Tempat pertama bagi banyak pengungsi Sudan yang melarikan diri dari serangan darat mematikan dan serangan udara di Sudan adalah klinik medis mobile terpencil di sepanjang perbatasan dengan Chad, yang dioperasikan oleh Dokter Tanpa Batas, juga dikenal sebagai M.S.F. Perang saudara Sudan memasuki tahun ketiga, dan peningkatan serangan udara telah menjadi faktor pendorong bagi banyak pengungsi yang kini melarikan diri dari negara itu untuk mencari keamanan di Chad tetangga.
“Saya selalu takut pesawat,” kata Kubrah Abdullah Dawood, 25 tahun, seorang pengungsi Sudan yang baru saja menyeberangi perbatasan sendirian dengan putrinya yang berusia 11 bulan. Anggota staf Dokter Tanpa Batas dengan cepat mengantarkannya ke klinik berbentuk tenda yang hanya beberapa langkah dari perbatasan di mana dia menceritakan bahwa dia melarikan diri dari ibu kota Darfur, El Fasher, setelah serangan udara menewaskan saudaranya, yang katanya berasal dari serangan drone oleh Pasukan Pendukung Cepat paramiliter, R.S.F.

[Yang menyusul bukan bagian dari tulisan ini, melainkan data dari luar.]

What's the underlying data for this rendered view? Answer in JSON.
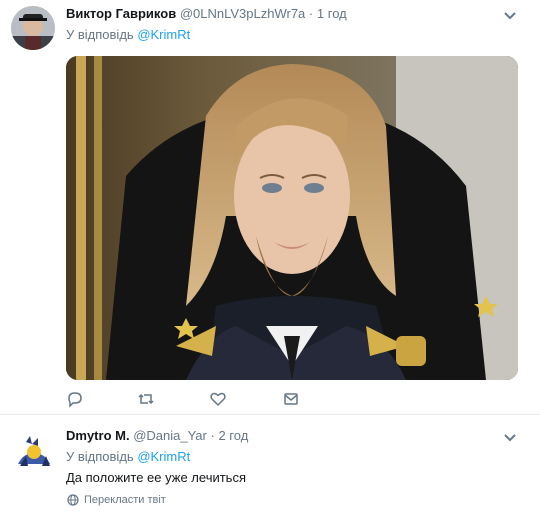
{
  "tweets": [
    {
      "author_name": "Виктор Гавриков",
      "handle": "@0LNnLV3pLzhWr7a",
      "dot": "·",
      "time": "1 год",
      "reply_prefix": "У відповідь",
      "reply_handle": "@KrimRt",
      "actions": {
        "reply_icon": "reply-icon",
        "retweet_icon": "retweet-icon",
        "like_icon": "heart-icon",
        "dm_icon": "envelope-icon"
      }
    },
    {
      "author_name": "Dmytro M.",
      "handle": "@Dania_Yar",
      "dot": "·",
      "time": "2 год",
      "reply_prefix": "У відповідь",
      "reply_handle": "@KrimRt",
      "text": "Да положите ее уже лечиться",
      "translate_label": "Перекласти твіт"
    }
  ],
  "colors": {
    "link": "#1da1f2",
    "secondary": "#657786",
    "text": "#14171a",
    "divider": "#e6ecf0"
  }
}
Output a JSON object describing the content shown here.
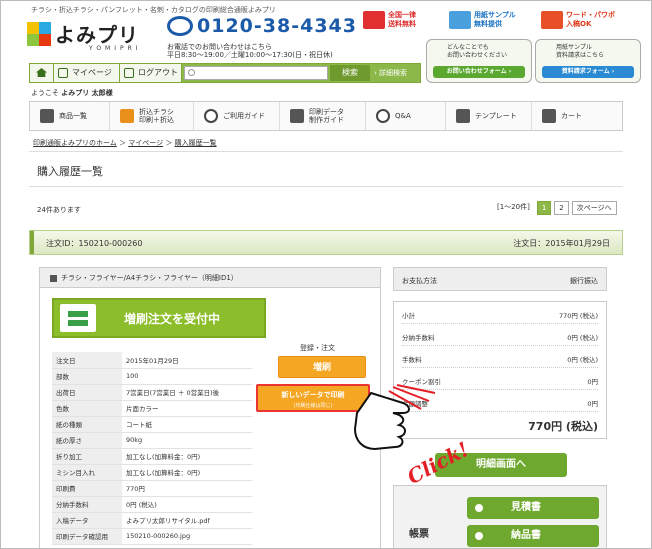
{
  "header": {
    "tagline": "チラシ・折込チラシ・パンフレット・名刺・カタログの印刷総合通販よみプリ",
    "logo_text": "よみプリ",
    "logo_sub": "YOMIPRI",
    "phone": "0120-38-4343",
    "phone_note1": "お電話でのお問い合わせはこちら",
    "phone_note2": "平日8:30〜19:00／土曜10:00〜17:30(日・祝日休)",
    "badges": [
      {
        "line1": "全国一律",
        "line2": "送料無料",
        "icon": "truck-icon"
      },
      {
        "line1": "用紙サンプル",
        "line2": "無料提供",
        "icon": "paper-sample-icon"
      },
      {
        "line1": "ワード・パワポ",
        "line2": "入稿OK",
        "icon": "word-powerpoint-icon"
      }
    ],
    "promos": [
      {
        "text1": "どんなことでも",
        "text2": "お問い合わせください",
        "button": "お問い合わせフォーム ›"
      },
      {
        "text1": "用紙サンプル",
        "text2": "資料請求はこちら",
        "button": "資料請求フォーム ›"
      }
    ]
  },
  "navbar": {
    "mypage": "マイページ",
    "logout": "ログアウト",
    "search_placeholder": "",
    "search_button": "検索",
    "advanced": "› 詳細検索"
  },
  "welcome": {
    "prefix": "ようこそ",
    "name": "よみプリ 太郎様"
  },
  "menu": [
    {
      "label": "商品一覧",
      "icon": "box-icon"
    },
    {
      "label": "折込チラシ\n印刷＋折込",
      "icon": "delivery-icon"
    },
    {
      "label": "ご利用ガイド",
      "icon": "info-icon"
    },
    {
      "label": "印刷データ\n制作ガイド",
      "icon": "document-icon"
    },
    {
      "label": "Q&A",
      "icon": "question-icon"
    },
    {
      "label": "テンプレート",
      "icon": "template-icon"
    },
    {
      "label": "カート",
      "icon": "cart-icon"
    }
  ],
  "breadcrumb": {
    "home": "印刷通販よみプリのホーム",
    "mypage": "マイページ",
    "current": "購入履歴一覧"
  },
  "page_title": "購入履歴一覧",
  "list": {
    "count": "24件あります",
    "range": "[1〜20件]",
    "pages": [
      "1",
      "2"
    ],
    "next": "次ページへ"
  },
  "order": {
    "id_label": "注文ID：150210-000260",
    "date_label": "注文日：2015年01月29日",
    "product_title": "チラシ・フライヤー/A4チラシ・フライヤー（明細ID1）",
    "banner_text": "増刷注文を受付中",
    "register_label": "登録・注文",
    "reorder_button": "増刷",
    "newdata_button": "新しいデータで印刷",
    "newdata_sub": "(印刷仕様は同じ)",
    "specs": [
      {
        "k": "注文日",
        "v": "2015年01月29日"
      },
      {
        "k": "部数",
        "v": "100"
      },
      {
        "k": "出荷日",
        "v": "7営業日(7営業日 ＋ 0営業日)後"
      },
      {
        "k": "色数",
        "v": "片面カラー"
      },
      {
        "k": "紙の種類",
        "v": "コート紙"
      },
      {
        "k": "紙の厚さ",
        "v": "90kg"
      },
      {
        "k": "折り加工",
        "v": "加工なし(加算料金：0円)"
      },
      {
        "k": "ミシン目入れ",
        "v": "加工なし(加算料金：0円)"
      },
      {
        "k": "印刷費",
        "v": "770円"
      },
      {
        "k": "分納手数料",
        "v": "0円 (税込)"
      },
      {
        "k": "入稿データ",
        "v": "よみプリ太郎リサイタル.pdf"
      },
      {
        "k": "印刷データ確認用",
        "v": "150210-000260.jpg"
      }
    ],
    "payment_label": "お支払方法",
    "payment_value": "銀行振込",
    "summary": [
      {
        "k": "小計",
        "v": "770円 (税込)"
      },
      {
        "k": "分納手数料",
        "v": "0円 (税込)"
      },
      {
        "k": "手数料",
        "v": "0円 (税込)"
      },
      {
        "k": "クーポン割引",
        "v": "0円"
      },
      {
        "k": "金額調整",
        "v": "0円"
      }
    ],
    "total": "770円 (税込)",
    "detail_button": "明細画面へ",
    "documents_label": "帳票",
    "estimate_button": "見積書",
    "delivery_button": "納品書",
    "click_text": "Click!"
  }
}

“Saat Pasukan Bersenjata Sudan membuat kemajuan di Khartoum, kami melihat lebih banyak [R.S.F.] bergerak menuju Darfur,” kata Kate Hixon, direktur advokasi untuk Sub-Saharan Africa Amnesty USA. “Di mana pun R.S.F. berada, kami melihat pembakaran desa, pemblokiran bantuan, kekerasan seksual terkait konflik, dan kami mengharapkan peningkatan itu dalam beberapa minggu mendatang.”
Meskipun Hixon mencatat peningkatan serangan darat yang diharapkan ketika R.S.F. berkumpul di bentengnya di Darfur, dia mengatakan serangan udara dari kedua belah pihak perang telah menjadi faktor pendorong dari pengusiran terbaru.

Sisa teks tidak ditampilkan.